(Adnkronos) – Il paziente con sospetta malattia coronarica può ridurre del 65% il rischio di morte, di infarto e di esami invasivi inutili se viene valutato con metodiche di precisione d’avanguardia: Tac Cardiaca e Ffrct (fractional flow reserve CT-derived), il parametro che permette di capire se i restringimenti riscontrati nelle arterie hanno effettivamente la capacità di causare una ostruzione rilevante al flusso di sangue. Lo confermano i risultati, recentemente presentati al congresso dell’American Heart Association, dello studio internazionale randomizzato ‘Precise’, in cui l’unico centro italiano partecipante, il Centro Cardiologico Monzino di Milano, è primo arruolatore.
“I risultati dello studio Precise hanno una grandissima rilevanza per la pratica clinica perché offrono per la prima volta una soluzione ottimale e non invasiva al complesso problema della diagnosi del dolore toracico in pazienti senza precedenti problemi di cuore – spiega Gianluca Pontone, direttore del Dipartimento di Cardiologia peri operatoria e Imaging cardiovascolare del Monzino, Principal Investigator di Precise – In tutto il mondo occidentale questo diffusissimo disturbo porta a un enorme volume di test ogni anno (4 milioni solo negli Usa) con costi altissimi per i pazienti, in termini di stress e invasività, e per i sistemi sanitari. Il nucleo del problema è che non c’erano fino a ieri sufficienti evidenze per percorsi che aiutassero il medico a scegliere se fare un esame oppure no e soprattutto, di fronte a un paziente a rischio basso, ad accettare di non fare nulla ed aspettare. Al Monzino siamo stati fra i promotori e ideatori di Precise”.
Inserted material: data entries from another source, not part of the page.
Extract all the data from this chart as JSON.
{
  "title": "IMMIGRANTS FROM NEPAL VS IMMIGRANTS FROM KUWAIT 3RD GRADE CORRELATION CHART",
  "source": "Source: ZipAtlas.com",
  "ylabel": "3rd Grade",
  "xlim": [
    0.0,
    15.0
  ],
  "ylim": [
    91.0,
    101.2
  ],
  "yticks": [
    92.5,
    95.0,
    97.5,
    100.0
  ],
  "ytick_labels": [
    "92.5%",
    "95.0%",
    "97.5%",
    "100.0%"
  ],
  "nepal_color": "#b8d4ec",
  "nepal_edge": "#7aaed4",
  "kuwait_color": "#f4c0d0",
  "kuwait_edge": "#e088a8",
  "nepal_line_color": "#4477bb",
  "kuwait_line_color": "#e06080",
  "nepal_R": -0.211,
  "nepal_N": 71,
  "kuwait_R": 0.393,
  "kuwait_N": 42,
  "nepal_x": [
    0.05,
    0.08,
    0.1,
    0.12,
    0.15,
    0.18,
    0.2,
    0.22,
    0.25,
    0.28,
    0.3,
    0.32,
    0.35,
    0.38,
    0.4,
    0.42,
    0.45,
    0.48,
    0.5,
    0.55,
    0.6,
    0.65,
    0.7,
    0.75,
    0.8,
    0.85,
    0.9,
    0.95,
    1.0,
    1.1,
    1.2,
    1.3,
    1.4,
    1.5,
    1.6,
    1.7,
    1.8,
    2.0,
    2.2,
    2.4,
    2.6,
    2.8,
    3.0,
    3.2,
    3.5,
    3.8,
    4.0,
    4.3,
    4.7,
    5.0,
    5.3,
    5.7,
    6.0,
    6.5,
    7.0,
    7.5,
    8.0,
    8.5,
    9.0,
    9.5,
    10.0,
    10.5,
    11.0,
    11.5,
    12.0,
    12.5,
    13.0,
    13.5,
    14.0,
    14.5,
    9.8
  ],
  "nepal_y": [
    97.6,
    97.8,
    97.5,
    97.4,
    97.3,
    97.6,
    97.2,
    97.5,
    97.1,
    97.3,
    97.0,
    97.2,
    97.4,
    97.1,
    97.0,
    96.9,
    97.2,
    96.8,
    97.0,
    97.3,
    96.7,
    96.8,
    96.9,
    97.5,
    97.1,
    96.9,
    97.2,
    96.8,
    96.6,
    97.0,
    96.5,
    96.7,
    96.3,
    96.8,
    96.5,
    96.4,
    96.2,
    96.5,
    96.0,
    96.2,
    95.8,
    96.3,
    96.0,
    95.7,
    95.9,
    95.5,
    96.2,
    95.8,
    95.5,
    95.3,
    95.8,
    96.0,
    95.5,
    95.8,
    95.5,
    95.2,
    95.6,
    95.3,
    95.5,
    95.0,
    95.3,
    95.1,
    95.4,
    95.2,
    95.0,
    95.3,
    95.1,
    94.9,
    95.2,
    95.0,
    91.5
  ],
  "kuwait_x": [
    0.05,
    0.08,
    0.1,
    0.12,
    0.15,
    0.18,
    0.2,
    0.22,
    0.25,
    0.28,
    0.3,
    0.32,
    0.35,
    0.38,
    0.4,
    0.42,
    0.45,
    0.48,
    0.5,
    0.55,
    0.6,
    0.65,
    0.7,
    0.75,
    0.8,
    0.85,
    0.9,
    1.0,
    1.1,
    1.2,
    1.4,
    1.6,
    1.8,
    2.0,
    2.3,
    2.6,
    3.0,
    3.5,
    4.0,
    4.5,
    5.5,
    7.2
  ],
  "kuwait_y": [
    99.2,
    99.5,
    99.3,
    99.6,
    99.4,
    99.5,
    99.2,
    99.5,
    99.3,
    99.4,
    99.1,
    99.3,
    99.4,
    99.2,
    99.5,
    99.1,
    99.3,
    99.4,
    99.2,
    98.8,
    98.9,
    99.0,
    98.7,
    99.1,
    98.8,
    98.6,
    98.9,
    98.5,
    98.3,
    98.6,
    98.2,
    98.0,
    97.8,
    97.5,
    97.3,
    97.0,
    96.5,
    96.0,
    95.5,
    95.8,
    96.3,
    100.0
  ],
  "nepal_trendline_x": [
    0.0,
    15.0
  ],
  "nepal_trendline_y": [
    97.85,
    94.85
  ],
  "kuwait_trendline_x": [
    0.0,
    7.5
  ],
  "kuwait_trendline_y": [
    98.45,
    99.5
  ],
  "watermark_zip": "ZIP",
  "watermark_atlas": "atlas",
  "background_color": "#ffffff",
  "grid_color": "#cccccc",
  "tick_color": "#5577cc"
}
Lo studio ha arruolato in Europa e in Usa, nel periodo dicembre 2018-maggio 2021, “2.103 pazienti ‘al momento sani’, cioè senza precedenti episodi cardiovascolari, con sospetta coronaropatia. Al Monzino ne abbiamo reclutati 270, il numero più alto per singolo centro – continua Andrea Baggiano, responsabile dell’Unità RM Cardiovascolare Monzino e referente per il reclutamento di pazienti Precise – I partecipanti sono stati randomizzati in due bracci, mettendo a confronto due diversi approcci diagnostici: un braccio ha applicato l’approccio tradizionale, che prevede che ogni medico scelga uno o più dei diversi score clinici utilizzati internazionalmente per la stratificazione (cioè attribuzione del paziente a una determinata classe di rischio), e poi prescriva, a sua discrezione, una serie di test funzionali, che possono andare dal test da sforzo e dall’ecocardiografia da sforzo, fino alla coronarografia; l’altro braccio ha seguito l’approccio di precisione, che prevede invece che tutti i medici applichino un unico score clinico (Pmrs) e lo utilizzino per decidere cosa fare”.
Se il Pmrs era basso “il paziente non faceva nulla – prosegue l’esperto – se era alto veniva sottoposto a Tac cardiaca e, se risultava necessario, i dati venivano anche analizzati con Ffrct. I risultati dello studio hanno dimostrato che nel braccio di Precisione i pazienti hanno avuto una probabilità di infarti miocardici, decessi ed esecuzione di esami invasivi non necessari ridotta del 65% rispetto ai pazienti del braccio tradizionale”. La nuova frontiera, conclude Pontone, ora “è quella dell’uso di tali tecniche per guidare il trattamento sdoganando l’uso dell’imaging non invasivo nell’arena delle terapie interventistiche”.